I have 11478 samples
which stand for 5739 individuals

def get_sample_indexes(samples: tsinfer.SampleData, breed: str):
    # return np.where(samples.individuals_metadata["breed"] == breed)[0]
    # get breed index from samples.population_metadata
    breed_idx = next((index for index, d in enumerate(samples.populations_metadata) if d['breed'] == breed), None)

    # get individuals indexes by breed index
    individuals = [i.id for i in filter(lambda i: i.population == breed_idx, samples.individuals())]

    # get samples by individual index
    samples = [s.id for s in filter(lambda s: s.individual in individuals, samples.samples())]

    return samples

Get indexes for MER and TEX and calculate diversity:

TEX = get_sample_indexes(samples, "TEX")
MER = get_sample_indexes(samples, "MER")

pi = ts.diversity(sample_sets=[TEX, MER])
print(pi)

[5.83822688e-06 5.82979559e-06]

Same stuff as before but using windows:

windows = np.append(np.arange(0, ts.sequence_length, 5_000_000), ts.sequence_length)
windows = windows.astype(int)
pi = ts.diversity(sample_sets=[TEX, MER], windows=windows)
df = pd.DataFrame({"windows": windows[1:], "MER_pi": pi[:, 0], "TEX_pi": pi[:, 1]})
df["MER_pi"] = df["MER_pi"].map(lambda x: f"{x:.3G}")
df["TEX_pi"] = df["TEX_pi"].map(lambda x: f"{x:.3G}")
df

	windows	MER_pi	TEX_pi
0	5000000	6.09E-06	6.12E-06
1	10000000	5.38E-06	5.37E-06
2	15000000	5.49E-06	5.35E-06
3	20000000	5.55E-06	5.74E-06
4	25000000	5.94E-06	5.88E-06
5	30000000	6.28E-06	6.39E-06
6	35000000	5.26E-06	5.28E-06
7	40000000	5.99E-06	5.91E-06
8	44077779	6.72E-06	6.54E-06

Multi-way statistics#

Many population genetic statistics compare multiple sets of samples to each other.
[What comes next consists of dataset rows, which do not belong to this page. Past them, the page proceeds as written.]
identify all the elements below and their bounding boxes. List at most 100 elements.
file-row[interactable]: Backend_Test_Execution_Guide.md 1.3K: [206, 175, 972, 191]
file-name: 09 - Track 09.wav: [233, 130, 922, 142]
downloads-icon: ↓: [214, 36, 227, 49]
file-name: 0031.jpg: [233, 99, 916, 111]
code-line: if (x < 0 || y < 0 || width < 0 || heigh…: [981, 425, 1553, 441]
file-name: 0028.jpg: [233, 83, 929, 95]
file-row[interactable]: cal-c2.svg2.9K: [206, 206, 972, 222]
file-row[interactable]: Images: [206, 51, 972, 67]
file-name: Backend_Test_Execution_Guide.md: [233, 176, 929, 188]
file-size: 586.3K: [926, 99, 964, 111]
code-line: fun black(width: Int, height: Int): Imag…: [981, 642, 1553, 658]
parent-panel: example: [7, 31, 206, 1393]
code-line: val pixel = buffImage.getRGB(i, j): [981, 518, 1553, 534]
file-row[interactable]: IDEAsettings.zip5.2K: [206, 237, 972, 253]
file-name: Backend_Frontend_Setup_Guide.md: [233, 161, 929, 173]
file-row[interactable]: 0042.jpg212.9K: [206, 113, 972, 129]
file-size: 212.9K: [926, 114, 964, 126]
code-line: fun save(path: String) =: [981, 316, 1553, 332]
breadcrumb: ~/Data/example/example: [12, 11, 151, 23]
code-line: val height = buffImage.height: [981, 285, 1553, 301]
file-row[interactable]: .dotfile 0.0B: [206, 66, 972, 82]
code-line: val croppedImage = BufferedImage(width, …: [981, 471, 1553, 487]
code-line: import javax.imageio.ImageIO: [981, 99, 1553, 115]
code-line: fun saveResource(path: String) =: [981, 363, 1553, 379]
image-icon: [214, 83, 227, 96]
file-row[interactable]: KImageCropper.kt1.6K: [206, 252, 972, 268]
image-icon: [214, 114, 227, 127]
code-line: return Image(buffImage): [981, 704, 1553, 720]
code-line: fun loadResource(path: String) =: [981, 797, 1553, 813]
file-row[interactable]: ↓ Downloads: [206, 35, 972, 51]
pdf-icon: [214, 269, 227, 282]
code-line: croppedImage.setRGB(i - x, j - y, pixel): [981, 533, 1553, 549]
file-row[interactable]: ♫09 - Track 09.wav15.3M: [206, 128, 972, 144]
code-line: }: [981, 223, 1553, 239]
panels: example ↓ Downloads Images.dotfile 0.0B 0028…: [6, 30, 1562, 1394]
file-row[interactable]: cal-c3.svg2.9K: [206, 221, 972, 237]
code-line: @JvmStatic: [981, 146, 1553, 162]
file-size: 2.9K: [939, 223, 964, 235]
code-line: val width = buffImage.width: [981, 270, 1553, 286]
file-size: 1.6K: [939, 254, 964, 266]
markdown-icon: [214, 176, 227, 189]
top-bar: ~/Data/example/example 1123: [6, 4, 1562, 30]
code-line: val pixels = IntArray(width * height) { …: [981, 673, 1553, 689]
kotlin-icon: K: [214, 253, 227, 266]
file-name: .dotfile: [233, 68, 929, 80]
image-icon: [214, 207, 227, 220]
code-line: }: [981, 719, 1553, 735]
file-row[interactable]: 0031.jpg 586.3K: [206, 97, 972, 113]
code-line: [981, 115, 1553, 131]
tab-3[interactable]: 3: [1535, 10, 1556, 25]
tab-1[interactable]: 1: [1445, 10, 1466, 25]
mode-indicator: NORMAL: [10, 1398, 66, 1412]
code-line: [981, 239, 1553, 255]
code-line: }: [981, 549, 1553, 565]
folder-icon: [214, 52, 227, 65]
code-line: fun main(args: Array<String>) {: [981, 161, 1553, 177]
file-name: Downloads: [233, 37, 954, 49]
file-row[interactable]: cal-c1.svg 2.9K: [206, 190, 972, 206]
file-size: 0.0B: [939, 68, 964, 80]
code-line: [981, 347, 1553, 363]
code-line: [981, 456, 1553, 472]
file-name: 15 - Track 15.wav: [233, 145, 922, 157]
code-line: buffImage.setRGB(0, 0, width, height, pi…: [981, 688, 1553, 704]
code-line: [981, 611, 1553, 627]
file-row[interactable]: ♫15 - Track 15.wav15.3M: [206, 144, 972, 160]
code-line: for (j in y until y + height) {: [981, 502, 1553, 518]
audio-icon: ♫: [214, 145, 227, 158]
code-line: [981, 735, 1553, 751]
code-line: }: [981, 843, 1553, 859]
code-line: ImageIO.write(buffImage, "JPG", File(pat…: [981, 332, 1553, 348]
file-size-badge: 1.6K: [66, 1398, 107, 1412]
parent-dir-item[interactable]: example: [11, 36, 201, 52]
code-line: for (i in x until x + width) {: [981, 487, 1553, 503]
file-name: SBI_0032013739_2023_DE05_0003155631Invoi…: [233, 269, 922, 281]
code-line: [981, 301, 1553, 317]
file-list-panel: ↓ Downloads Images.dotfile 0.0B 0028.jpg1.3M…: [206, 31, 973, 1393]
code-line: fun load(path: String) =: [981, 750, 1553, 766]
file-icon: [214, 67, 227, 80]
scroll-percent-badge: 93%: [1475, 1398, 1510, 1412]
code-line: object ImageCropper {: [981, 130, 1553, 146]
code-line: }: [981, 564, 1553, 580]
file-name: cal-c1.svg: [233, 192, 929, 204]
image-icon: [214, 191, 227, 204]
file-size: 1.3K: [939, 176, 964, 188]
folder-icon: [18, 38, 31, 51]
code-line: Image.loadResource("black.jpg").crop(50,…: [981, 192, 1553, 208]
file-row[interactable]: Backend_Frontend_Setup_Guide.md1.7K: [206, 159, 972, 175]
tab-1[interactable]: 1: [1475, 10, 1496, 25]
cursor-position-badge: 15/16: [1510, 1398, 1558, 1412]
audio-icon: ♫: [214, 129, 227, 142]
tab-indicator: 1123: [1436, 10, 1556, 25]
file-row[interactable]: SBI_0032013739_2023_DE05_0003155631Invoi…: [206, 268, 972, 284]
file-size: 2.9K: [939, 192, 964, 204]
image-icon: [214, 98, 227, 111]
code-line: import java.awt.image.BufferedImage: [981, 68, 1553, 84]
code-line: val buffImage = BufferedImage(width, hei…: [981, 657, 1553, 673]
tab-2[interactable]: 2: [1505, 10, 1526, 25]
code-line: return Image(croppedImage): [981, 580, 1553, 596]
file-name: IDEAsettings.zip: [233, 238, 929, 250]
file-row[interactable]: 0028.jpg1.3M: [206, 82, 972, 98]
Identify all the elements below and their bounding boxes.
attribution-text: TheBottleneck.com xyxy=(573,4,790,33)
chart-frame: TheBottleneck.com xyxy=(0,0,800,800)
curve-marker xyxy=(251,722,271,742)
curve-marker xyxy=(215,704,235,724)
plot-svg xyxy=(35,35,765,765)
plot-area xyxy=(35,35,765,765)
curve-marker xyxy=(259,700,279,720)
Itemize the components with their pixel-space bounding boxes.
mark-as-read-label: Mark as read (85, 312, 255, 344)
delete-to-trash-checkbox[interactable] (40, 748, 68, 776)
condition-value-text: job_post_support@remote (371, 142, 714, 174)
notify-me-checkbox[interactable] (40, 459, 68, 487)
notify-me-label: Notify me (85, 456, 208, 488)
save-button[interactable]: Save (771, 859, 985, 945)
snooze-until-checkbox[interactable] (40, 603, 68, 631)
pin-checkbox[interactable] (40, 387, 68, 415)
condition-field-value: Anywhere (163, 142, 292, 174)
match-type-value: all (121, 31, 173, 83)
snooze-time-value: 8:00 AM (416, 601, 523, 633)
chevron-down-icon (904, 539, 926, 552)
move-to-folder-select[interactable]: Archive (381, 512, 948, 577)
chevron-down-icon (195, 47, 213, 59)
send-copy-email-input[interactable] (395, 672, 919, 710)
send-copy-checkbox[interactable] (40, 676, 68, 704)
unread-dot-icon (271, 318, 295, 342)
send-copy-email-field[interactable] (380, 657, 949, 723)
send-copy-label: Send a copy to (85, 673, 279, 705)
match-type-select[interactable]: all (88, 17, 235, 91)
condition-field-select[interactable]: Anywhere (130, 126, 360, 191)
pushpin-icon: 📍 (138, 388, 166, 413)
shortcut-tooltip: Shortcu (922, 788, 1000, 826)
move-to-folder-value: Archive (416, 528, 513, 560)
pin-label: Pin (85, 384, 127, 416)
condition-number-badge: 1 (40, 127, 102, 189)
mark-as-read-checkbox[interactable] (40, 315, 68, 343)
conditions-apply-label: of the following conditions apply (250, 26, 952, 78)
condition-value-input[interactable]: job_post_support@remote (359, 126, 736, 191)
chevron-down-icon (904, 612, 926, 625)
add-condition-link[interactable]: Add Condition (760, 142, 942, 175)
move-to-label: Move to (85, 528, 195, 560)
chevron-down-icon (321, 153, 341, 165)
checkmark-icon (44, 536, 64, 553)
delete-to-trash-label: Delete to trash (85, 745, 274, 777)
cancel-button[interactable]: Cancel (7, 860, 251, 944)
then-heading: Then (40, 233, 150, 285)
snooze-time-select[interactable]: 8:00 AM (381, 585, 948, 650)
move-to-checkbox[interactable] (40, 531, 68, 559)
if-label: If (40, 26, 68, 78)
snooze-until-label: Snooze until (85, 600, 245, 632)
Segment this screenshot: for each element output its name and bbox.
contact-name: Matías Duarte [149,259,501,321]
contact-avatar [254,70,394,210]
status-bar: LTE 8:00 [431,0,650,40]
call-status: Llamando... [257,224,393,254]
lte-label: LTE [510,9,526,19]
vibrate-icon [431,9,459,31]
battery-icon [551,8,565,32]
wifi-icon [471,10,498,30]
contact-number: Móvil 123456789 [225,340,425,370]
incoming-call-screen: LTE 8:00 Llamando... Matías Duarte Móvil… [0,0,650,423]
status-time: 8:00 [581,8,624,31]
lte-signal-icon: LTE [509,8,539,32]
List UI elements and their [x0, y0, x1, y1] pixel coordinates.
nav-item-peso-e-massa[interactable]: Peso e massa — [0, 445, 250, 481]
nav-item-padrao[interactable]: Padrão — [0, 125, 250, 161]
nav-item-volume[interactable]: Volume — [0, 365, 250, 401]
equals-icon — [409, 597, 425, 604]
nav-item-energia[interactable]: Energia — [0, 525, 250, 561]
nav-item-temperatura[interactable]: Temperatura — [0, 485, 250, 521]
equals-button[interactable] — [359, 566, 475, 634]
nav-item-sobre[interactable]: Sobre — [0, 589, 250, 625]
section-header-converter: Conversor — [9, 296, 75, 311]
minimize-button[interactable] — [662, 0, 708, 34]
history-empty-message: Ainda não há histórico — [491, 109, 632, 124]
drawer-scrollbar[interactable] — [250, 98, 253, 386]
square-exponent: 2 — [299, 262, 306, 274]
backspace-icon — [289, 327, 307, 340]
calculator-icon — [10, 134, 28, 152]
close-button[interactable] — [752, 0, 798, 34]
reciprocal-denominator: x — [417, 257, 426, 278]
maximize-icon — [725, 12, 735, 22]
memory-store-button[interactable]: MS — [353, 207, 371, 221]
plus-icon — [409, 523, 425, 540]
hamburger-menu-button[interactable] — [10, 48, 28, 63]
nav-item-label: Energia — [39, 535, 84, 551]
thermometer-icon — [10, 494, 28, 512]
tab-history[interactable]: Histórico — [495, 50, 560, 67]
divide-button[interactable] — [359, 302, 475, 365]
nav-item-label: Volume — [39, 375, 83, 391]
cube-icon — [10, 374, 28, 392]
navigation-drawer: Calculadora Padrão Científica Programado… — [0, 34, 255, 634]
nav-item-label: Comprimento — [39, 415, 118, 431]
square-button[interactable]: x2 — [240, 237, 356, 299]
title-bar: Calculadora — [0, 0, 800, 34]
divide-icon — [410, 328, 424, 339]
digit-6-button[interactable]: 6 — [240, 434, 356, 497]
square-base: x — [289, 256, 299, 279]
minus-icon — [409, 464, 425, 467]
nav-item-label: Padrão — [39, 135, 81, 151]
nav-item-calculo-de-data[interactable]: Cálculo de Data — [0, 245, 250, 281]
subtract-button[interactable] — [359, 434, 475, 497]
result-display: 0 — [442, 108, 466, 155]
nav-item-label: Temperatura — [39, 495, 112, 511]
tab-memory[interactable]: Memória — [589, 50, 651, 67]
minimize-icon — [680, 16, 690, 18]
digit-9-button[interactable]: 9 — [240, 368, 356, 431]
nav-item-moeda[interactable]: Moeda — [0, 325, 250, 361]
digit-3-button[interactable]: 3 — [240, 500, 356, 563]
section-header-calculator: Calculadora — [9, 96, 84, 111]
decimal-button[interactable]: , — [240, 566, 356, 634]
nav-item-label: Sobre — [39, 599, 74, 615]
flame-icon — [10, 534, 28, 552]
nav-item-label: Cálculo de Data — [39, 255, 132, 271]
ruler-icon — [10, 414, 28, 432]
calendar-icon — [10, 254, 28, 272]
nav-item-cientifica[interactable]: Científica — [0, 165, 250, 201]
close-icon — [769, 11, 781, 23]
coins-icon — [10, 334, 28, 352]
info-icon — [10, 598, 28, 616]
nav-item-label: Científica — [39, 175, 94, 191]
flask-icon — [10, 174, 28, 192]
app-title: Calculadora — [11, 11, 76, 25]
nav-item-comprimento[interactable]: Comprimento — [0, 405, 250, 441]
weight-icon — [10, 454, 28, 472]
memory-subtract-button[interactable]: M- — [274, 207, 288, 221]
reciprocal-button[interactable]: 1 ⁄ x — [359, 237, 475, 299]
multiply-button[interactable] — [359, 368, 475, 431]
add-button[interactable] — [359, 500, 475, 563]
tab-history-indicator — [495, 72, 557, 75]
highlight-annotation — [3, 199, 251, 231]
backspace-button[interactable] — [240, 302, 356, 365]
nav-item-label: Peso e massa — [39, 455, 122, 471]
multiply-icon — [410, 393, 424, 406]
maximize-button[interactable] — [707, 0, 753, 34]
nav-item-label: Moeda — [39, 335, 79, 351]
For example, the TreeSequence.divergence() method computes the divergence between two subsets of samples:

d = ts.divergence([TEX, MER])
print(f"Divergence between TEX and MER: {d:.3G}")

Divergence between TEX and MER: 5.95E-06

The divergence between two sets of samples is a single number, and we we again return a single floating point value as the result. We can also compute this in windows along the genome, as before:

d = ts.divergence([TEX, MER], windows=windows)
print(d)

[6.21551166e-06 5.47266300e-06 5.56901446e-06 5.76647237e-06
 6.07222582e-06 6.44783571e-06 5.35874352e-06 6.06778929e-06
 6.77429612e-06]

A powerful feature of tskit’s stats API is that we can compute the divergences between multiple sets of samples simultaneously using the indexes argument:

CRL = get_sample_indexes(samples, "CRL")

d = ts.divergence([TEX, MER, CRL], indexes=[(0, 1), (0, 2)])
print(d)

[5.95482276e-06 5.96852516e-06]

The indexes argument is used to specify which pairs of sets we are interested in. In this example we’ve computed two different divergence values and the output is therefore a numpy array of length 2.

As before, we can combine computing multiple statistics in multiple windows to return a 2D numpy array:

d = ts.divergence([TEX, MER, CRL], indexes=[(0, 1), (0, 2)], windows=windows)
df = pd.DataFrame({"windows": windows[1:], "TEXvsMER": d[:, 0], "MERvsCRL": d[:, 1]})
for column in df.columns[1:]:
    df[column] = df[column].map(lambda x: f"{x:.3G}")
df

	windows	TEXvsMER	MERvsCRL
0	5000000	6.22E-06	6.21E-06
1	10000000	5.47E-06	5.54E-06
2	15000000	5.57E-06	5.63E-06
3	20000000	5.77E-06	5.64E-06
4	25000000	6.07E-06	6.01E-06
5	30000000	6.45E-06	6.47E-06
6	35000000	5.36E-06	5.44E-06
7	40000000	6.07E-06	6.09E-06
8	44077779	6.77E-06	6.84E-06

Each row again corresponds to a window, which contains the average divergence values between the chosen sets.